Claim: $L$ is context-free.
Proof Idea: There has to be at least one difference between the first and second half; we give a grammar that makes sure to generate one and leaves the rest arbitrary.
Proof: For sake of simplicity, assume a binary alphabet $\Sigma = \\{a,b\\}$. The proof readily extends to other sizes. Consider the grammar $G$:
$\qquad\begin{align} S &\to AB \mid BA \\ A &\to a \mid aAa \mid aAb \mid bAa \mid bAb \\ B &\to b \mid aBa \mid aBb \mid bBa \mid bBb \end{align}$ It is quite clear that it generates
$\qquad \cal{L}(G) = \\{ \underbrace{w_1}_k x \underbrace{w_2v_1}_{k+l}y\underbrace{v_2}_l \mid |w_1|=|w_2|=k, |v_1|=|v_2|=l, x\neq y \\} \subseteq \Sigma^*$
Now, $w_2$ and $v_1$ commute (intuitively speaking, $w_2$ and $v_1$ can exchange symbols because each contain symbols chosen independently from the rest of the word).
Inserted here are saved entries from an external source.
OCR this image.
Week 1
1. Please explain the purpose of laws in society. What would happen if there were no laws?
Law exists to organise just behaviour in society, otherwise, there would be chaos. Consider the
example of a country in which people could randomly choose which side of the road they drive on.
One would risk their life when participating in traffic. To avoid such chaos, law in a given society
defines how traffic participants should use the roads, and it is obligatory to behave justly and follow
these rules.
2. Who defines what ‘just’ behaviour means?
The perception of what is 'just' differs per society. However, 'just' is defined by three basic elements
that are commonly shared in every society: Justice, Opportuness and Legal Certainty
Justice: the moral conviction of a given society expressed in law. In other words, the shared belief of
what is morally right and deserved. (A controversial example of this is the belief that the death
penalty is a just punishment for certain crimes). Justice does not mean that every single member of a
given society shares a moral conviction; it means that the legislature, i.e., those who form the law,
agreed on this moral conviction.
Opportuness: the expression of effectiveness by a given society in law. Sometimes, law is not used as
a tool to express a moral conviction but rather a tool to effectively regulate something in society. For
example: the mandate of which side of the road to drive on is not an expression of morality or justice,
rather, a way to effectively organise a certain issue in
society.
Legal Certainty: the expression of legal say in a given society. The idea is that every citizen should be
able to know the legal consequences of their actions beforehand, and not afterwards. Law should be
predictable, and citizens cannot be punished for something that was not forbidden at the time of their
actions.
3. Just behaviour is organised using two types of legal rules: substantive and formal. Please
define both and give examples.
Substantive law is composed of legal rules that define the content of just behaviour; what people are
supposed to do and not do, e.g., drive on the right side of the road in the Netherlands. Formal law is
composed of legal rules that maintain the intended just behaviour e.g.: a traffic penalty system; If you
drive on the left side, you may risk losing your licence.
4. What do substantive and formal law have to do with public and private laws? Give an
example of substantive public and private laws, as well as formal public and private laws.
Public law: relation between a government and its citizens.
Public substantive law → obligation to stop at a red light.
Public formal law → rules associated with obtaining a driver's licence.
Therefore, $x$ and $y$ appear the same position (in their respective half), which implies $\cal{L}(g) = L$ because $G$ imposes no other restrictions on its language.
The interested reader may enjoy two follow-up problems:
Exercise 1: Come up with a PDA for $L$!
Exercise 2: What about $\\{xyz \mid |x|=|y|=|z|, x\neq y \lor y \neq z \lor x \neq z\\}$?